Time to re-think Fuel Duty and Vehicle Excise Duty
Gergely Raccuja's radical proposal to scrap Fuel Duty and Vehicle Excise Duty and replace it with a simpler and fairer distance-based tax recently won the prestigious £250,000 Wolfson Economics Prize. Here he explains his idea and why it really is a system that is Miles Better
The War on the Motorist might have been dreamt up as a throw-away political slogan, but many drivers see it as something very real - a battle between them and government, in which they see their pockets emptied regularly and in return they get jolted over potholes on the way to joining the next traffic tailback.
Government asleep at the wheel?
The irony is, however, that even as the number of vehicles on the roads continues to increase, and overall mileage rises, the total amount of tax received is falling rapidly in real terms. In reality, the government is failing to collect enough tax to keep up with the investment that’s required. You might say that it’s fallen asleep at the wheel.
The number of electric cars on our roads remains small at present - although that should change dramatically in the years to come. Those that are on the road contribute nothing in terms of Fuel Duty and little, if anything, in terms of Vehicle Excise Duty (VED).
Fuel efficiency of new cars has nearly doubled over the past 25 years, meaning that someone with a newer car could be paying half of what someone with an older car would be. While newer cars consume less fossil fuels, they need to make a fair contribution.
A new proposal that is Miles Better
I have a proposal for a different way of doing things. My idea, which is called ‘Miles Better’ and which won the Wolfson Economics Prize, sees Fuel Duty and VED abolished and replaced with a new, distance-based tax. This would see a single per-mile charge, the rate of which would depend on your vehicle’s weight (therefore taking into account the damage it does to the road) and its tailpipe emissions.
There are a number of advantages to this new approach. First of all, it’s much more transparent. Everyone will know what the price is per mile is, with your in-car odometer or a telematics device recording the miles you drive. It will be very clear just how much tax you will be paying.
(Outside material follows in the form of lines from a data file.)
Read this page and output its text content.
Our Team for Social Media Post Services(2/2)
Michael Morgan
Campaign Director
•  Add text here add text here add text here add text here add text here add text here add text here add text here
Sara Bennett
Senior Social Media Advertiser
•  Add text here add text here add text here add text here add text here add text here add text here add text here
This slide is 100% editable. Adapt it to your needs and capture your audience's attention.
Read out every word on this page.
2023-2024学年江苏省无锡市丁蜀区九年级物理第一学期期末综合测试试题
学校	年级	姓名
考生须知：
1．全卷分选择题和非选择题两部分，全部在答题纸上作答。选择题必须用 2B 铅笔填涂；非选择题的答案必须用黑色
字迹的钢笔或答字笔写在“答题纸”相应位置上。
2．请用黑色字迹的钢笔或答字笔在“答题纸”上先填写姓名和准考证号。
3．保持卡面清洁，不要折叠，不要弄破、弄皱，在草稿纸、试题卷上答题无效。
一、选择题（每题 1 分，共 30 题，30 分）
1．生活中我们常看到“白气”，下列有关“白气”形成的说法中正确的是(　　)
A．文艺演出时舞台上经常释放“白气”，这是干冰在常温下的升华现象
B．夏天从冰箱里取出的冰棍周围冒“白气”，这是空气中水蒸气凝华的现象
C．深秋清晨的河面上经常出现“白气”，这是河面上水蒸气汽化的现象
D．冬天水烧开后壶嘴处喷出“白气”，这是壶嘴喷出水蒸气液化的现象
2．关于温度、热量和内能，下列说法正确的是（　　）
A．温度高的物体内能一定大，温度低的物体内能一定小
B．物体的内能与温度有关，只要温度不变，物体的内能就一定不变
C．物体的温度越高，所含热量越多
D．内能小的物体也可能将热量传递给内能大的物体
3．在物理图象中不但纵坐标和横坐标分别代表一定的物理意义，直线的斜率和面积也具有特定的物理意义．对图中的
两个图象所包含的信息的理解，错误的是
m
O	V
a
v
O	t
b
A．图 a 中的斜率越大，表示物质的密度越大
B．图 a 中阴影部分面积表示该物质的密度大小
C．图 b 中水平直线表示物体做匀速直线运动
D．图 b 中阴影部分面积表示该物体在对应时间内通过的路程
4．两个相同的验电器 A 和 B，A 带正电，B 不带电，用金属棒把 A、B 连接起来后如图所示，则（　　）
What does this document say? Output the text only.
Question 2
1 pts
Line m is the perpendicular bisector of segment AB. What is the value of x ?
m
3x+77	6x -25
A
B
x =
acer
Insurance companies as agents
Secondly, it would be easy to collect. I am proposing that insurance companies collect the tax from customers on behalf of the government for a small fee. One UK insurer has already explored this and estimates a one-off investment of around £100 million is required to adapt its systems. That makes this proposal relatively cheap and easy to implement.
Insurance companies would issue customers with their road bills; payment of these bills would be made annually or monthly, in just the same way that people pay their insurance premiums. Both premium and tax would be paid in tandem.
A tax that’s hard to avoid
Every vehicle in the UK should have insurance and, in fact, 97% currently do. So that should guarantee that, using insurance companies to collect the tax, almost every vehicle will be taxed. Drivers would either self-report their mileage or else telematics would do this for them. Vehicle mileages would then be cross referenced against MOTs.
We all know that it won’t be that long until most of us are driving electric or hybrid vehicles. Under the new system electric and low emission cars would remain the most economical to run, but would now have to contribute in line with their mileage. Diesels would be more expensive, because of their greater impact on air quality. The incentive to switch to a more environmentally friendly vehicle would remain - but there would also be a contribution to highways investment.
So where will the money go?
Under the mileage-based system after every £100 of tax drivers pay, at least £20 would be guaranteed for road spending, putting an end to raiding the roads budget. The government would invest a further £1billion, which will relieve local governments of maintaining their most heavily trafficked and important roads making improvements come to the less well connected regions too. All of Britain’s potholes will be fixed within five years of implementing the new Road Tax.
Getting ready for the vehicles of the future
The current system isn’t completely broken – yet. But it is running rough and the time will come when it packs up completely. This proposal gives a simple, technology-neutral alternative that promotes the take up of Ultra Low Emission Vehicles, is prepared for autonomous vehicles and benefits all road users through increased, guaranteed investment in the road network.
The new tax will be financially, socially, and environmentally sustainable, because it takes account of the impact any particular vehicle has on the road network, how much it contributes to congestion and how harmful it is to the environment.
I’ve called the proposal ‘Miles Better’ – I hope policymakers agree with me that this system is just that.